El Mundial de Rusia será recordado, entre otras cosas, por romper la marca de mayor número de penales señalados, con 27 en 56 partidos disputados hasta la fase de octavos de final, gracias al Video Asistente Arbitral.
El número máximo de penas máximas marcadas se había dado en los Mundiales de Italia 1990, Francia 98 y Corea-Japón 2002, en los que se pitaron 18 durante toda la competición.
La primera que se sancionó en el actual Mundial fue la que Cristiano Ronaldo le anotó a España; mientras que la primera que se cobró por el VAR fue la que Antoine Griezmann le anotó a Australia en la victoria 2-1, en el debut de los galos.

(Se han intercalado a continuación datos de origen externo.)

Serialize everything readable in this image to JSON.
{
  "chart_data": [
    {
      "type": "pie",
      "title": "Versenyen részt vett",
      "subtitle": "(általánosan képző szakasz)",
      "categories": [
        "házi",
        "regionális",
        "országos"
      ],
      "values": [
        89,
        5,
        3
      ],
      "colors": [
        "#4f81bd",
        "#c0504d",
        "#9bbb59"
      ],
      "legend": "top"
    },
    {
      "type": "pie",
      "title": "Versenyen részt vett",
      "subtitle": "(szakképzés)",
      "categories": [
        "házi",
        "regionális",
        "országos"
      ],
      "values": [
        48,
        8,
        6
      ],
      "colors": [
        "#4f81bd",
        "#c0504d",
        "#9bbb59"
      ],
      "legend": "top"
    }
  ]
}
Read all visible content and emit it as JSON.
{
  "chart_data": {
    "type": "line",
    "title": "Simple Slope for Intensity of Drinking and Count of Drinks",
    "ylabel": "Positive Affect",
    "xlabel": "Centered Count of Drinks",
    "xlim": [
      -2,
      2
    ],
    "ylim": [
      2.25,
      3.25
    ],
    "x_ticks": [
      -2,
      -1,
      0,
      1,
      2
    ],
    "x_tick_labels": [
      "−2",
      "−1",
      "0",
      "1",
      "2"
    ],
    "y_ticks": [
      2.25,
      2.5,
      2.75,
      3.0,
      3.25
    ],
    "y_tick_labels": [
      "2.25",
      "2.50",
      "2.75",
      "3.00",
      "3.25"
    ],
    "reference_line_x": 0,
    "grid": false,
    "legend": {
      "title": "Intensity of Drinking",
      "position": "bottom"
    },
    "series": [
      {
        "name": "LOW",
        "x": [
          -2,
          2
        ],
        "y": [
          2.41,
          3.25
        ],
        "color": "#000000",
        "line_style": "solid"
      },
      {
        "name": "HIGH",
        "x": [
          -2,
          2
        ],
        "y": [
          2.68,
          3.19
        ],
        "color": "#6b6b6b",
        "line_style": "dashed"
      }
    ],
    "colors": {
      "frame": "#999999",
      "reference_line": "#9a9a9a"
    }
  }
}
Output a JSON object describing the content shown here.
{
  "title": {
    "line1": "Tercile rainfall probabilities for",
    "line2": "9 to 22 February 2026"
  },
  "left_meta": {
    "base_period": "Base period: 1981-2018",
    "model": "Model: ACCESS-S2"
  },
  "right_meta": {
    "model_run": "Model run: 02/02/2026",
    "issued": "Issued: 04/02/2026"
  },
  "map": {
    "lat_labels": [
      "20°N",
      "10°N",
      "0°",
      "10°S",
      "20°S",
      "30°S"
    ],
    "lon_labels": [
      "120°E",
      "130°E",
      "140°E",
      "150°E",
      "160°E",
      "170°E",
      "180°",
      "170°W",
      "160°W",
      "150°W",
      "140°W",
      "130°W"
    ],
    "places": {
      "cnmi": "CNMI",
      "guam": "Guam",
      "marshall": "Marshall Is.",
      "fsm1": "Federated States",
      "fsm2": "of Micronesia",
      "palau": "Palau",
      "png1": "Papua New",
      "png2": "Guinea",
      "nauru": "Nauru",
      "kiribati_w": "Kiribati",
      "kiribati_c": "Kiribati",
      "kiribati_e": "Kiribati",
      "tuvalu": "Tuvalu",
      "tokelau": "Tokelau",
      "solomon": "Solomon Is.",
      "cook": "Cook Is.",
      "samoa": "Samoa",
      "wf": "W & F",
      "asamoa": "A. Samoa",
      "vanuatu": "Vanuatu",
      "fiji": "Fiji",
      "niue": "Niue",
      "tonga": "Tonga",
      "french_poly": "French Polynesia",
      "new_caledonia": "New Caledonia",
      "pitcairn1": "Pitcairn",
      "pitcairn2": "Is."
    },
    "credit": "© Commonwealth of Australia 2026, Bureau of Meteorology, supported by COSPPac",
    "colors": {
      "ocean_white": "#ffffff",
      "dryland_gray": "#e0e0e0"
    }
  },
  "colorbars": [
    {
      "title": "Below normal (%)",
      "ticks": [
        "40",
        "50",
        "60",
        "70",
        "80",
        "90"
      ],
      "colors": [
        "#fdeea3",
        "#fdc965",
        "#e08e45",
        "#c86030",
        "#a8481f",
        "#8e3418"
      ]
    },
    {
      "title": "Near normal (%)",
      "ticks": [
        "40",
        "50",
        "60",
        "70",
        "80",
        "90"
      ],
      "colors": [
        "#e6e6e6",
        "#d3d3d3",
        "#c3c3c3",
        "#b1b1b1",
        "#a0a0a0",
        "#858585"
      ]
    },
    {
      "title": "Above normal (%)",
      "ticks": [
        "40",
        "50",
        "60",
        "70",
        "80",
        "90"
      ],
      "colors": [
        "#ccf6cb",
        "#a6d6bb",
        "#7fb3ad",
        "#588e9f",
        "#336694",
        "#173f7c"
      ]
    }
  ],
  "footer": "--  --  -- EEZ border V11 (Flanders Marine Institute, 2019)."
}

Sin embargo, el penal número 19, con el que se rompió el récord en la edición de Rusia, no fue convertido en gol. En el duelo entre Irán y Portugal, el portero iraní, Alireza Beiranvand, detuvo el disparo de Cristiano Ronaldo y evitó que la estrella portuguesa sumara su quinto tanto en esta Copa del Mundo.
Hace cuatro años, en Brasil 2014, se cobraron 13 penaltis, lo que significa que en promedio se pitara uno cada 443 minutos, por los 186 minutos de Rusia.